A Socially Equitable Energy Transition in Indonesia: Challenges and Opportunities

This report explores the challenges and opportunities for a socially just energy transition in Indonesia and offers recommendations for the Indonesian government.


“This study seeks to determine whether a just energy transition in the context of climate change is socially and politically feasible in Indonesia. It identifies potential partners for overcoming strong government support for continued fossil fuel extraction and accelerating a transformation toward renewable energy.

As a significant producer of oil and gas, Indonesia struggles to balance its energy sources despite the decline in its fossil fuel reserves. To better understand the barriers to an energy transition in Indonesia, this paper examines its social aspects, including public perceptions. Potential barriers include a lack of funding, bureaucratic inefficiencies, and a culture of corruption among central and subnational governments.

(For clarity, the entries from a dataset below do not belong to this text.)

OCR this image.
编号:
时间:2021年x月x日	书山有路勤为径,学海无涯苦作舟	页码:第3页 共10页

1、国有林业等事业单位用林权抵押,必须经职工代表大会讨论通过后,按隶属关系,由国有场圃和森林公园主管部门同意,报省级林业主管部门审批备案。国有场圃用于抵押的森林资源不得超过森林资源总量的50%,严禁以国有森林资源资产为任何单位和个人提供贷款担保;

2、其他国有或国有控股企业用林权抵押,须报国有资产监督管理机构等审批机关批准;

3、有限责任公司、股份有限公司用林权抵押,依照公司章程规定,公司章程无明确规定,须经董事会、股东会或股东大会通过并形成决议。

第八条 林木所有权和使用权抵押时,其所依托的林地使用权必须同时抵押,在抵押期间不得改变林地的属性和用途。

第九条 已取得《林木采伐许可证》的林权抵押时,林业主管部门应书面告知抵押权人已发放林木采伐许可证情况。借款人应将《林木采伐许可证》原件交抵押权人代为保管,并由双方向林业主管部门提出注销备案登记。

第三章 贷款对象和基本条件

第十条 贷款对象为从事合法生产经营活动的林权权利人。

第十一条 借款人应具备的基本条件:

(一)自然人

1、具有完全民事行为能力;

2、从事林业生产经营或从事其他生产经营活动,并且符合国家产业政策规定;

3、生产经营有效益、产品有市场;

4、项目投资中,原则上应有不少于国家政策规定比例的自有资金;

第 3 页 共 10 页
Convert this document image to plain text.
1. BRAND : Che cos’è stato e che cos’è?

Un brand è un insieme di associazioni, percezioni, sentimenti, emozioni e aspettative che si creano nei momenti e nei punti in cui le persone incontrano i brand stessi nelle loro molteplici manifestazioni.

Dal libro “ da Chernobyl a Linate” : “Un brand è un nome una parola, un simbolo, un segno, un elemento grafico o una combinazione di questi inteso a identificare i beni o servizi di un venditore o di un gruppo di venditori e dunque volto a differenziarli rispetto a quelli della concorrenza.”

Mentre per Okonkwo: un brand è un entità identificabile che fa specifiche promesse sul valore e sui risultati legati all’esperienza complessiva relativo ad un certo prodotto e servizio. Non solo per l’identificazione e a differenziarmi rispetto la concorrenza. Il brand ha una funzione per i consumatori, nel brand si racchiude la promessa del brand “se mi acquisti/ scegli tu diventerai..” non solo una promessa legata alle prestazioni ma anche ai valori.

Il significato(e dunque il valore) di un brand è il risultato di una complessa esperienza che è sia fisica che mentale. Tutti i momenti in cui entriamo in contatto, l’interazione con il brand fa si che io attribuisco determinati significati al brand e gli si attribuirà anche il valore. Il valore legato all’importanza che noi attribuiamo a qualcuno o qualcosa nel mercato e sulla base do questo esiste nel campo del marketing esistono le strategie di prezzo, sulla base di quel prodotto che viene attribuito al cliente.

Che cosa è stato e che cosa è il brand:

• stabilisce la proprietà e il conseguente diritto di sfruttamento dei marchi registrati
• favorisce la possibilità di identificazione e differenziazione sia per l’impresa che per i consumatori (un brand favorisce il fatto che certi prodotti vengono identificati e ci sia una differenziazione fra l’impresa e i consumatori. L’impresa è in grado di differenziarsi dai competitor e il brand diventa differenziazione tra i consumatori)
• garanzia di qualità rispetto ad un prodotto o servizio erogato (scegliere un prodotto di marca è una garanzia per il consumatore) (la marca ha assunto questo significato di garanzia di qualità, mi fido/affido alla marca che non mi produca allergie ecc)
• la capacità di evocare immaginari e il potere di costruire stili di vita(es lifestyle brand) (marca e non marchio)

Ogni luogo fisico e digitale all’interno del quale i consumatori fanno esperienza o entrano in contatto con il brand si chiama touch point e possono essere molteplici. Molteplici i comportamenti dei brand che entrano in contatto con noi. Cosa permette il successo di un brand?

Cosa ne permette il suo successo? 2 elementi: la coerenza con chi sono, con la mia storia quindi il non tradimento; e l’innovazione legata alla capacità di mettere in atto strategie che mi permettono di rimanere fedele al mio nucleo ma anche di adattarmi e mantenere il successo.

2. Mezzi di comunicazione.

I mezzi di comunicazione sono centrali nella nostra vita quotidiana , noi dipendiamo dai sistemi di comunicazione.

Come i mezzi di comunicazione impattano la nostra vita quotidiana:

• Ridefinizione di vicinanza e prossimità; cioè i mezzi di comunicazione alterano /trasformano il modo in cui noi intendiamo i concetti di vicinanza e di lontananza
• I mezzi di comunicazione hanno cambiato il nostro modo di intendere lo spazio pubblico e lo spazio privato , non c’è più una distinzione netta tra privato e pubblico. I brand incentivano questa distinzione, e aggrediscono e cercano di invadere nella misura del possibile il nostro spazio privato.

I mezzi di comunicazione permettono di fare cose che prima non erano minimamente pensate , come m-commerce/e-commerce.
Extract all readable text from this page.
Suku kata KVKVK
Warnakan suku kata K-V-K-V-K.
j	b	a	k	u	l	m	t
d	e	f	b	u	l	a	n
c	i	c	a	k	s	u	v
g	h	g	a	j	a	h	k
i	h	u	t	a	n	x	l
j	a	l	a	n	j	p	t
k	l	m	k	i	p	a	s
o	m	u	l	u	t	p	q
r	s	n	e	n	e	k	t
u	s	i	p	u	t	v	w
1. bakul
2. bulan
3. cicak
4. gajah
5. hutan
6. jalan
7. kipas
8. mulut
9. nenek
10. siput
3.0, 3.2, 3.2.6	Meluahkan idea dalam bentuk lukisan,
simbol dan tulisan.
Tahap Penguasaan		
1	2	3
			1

To overcome these obstacles, the authors recommend increasing public and private sector investment in renewables, including fiscal support and better coordination across ministries. They advocate establishing new performance indicators and frameworks to monitor and evaluate these objectives. They also suggest using larger public campaigns to promote renewable energy, increased energy efficiency, and conservation efforts.”

Towards a Socially Just Energy Transition in Vietnam: Challenges and Opportunities

This study examines whether it is possible to achieve social and political support for a shift to greater energy efficiency and renewable energy in Vietnam.


“This study analyzes the social aspects and political feasibility of an energy transition in Vietnam, identifies four main barriers to the country’s progress toward a socially just energy transition, and provides recommendations for how to achieve this.

The authors note Vietnam’s vulnerability to climate change and the opportunities and challenges involved in reaching its climate goals through a just energy transition. Vietnam’s progress toward energy efficiency has seen numerous institutional challenges, including insufficient and ineffective policies, complex procedures for investing in renewable energy, economic and financial barriers, and poor human capacity in the energy sector. Each of these obstacles harms public perceptions of renewable energy.

To address these challenges, the authors suggest various energy sector reforms: draft a new long-term energy vision, shift investment focus, improve state-owned enterprises’ transparency and regulations, and adopt new fiscal policies that promote renewable energy. To improve public perceptions, they also suggest conducting more capacity building, community outreach, and policy dialogues.”